Background and aim: Under optimal frequency characteristic, vibratory stimulation of muscle tendon commonly evokes illusory limb movements, conveying kinaesthetic information to the cerebral cortex. Although the neural network underlying kinaesthetic processing is well-known, the neural basis responsible for the illusory feeling of movement, labelled kinaesthetic conscious perception, remains to be understood. Interestingly, certain subjects are insensitive to illusory movements despite optimal tendon stimulation. In the present fMRI study, we sought to uncover the neural basis of kinaesthetic conscious perception by examining differences in central processing of kinaesthetic information between subjects who did experience illusory movements and those who did not.
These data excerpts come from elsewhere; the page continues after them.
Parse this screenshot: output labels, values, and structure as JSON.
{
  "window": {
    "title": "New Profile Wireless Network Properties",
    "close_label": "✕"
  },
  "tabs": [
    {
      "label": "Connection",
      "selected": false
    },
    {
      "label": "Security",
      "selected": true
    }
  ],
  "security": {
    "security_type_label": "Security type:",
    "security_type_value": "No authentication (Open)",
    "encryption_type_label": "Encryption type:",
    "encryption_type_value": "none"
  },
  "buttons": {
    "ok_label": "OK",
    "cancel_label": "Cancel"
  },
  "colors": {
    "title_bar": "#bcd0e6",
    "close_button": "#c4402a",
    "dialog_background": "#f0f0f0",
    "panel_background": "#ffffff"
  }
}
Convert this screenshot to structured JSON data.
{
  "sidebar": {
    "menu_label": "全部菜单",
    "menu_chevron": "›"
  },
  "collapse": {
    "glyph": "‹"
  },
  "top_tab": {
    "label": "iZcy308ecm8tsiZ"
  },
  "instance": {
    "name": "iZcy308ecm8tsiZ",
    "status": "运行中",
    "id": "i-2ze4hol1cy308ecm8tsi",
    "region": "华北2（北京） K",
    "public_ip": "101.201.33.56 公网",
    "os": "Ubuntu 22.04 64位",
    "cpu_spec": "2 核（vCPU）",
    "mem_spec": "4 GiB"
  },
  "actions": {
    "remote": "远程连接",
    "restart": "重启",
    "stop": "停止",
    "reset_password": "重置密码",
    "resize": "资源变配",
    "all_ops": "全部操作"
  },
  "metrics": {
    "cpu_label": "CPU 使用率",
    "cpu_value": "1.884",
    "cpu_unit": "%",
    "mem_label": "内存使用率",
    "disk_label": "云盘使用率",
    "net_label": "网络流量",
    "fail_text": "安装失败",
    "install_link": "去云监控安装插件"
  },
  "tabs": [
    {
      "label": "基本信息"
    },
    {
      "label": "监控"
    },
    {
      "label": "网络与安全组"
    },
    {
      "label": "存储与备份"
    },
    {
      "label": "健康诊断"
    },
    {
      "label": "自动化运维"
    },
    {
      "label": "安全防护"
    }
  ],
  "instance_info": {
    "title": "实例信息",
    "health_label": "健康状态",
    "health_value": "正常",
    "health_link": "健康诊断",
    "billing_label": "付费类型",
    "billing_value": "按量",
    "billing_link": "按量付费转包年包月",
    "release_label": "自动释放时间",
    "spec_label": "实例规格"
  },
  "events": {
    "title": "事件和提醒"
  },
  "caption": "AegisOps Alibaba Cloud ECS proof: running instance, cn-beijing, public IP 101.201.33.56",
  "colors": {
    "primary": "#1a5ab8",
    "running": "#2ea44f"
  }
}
Methods: Fifteen subjects underwent a muscle tendon vibration protocol, supine into a 3-Tesla fMRI scanner. Pneumatic vibration devices were placed on the right and left tendons of the tibialis anterior muscles, providing low- (30 Hz) and high-frequency (100 Hz) stimulations. These parameters were so selected as 30 Hz stimulation drives weak discharges of the primary endings without kinaesthetic illusions and 100 Hz frequency optimally activates primary endings and usually provides consistent illusory movements. fMRI time series were analyzed using leave-one-subject-out general linear models and region of interest analyses.

Results: Among the fifteen subjects, nine felt systematic illusory movement in the high-frequency condition, reporting ankle plantar-flexion movement, whereas the six other subjects did not experience illusions in any of the conditions. A non-limb-specific associative network, including the opercular part of the right inferior frontal gyrus and the right inferior parietal lobule, was more active in subjects with kinaesthetic illusions. Inversely, levels of activation in the other brain areas involved in kinaesthetic processing were rather similar between the two subsamples of subjects.

Conclusions: The results suggest that activation of the right inferior frontoparietal areas, once passed a certain threshold, forms the basis of illusory movements, likely recruiting circuitries usually responsible for movement monitoring through forward computations.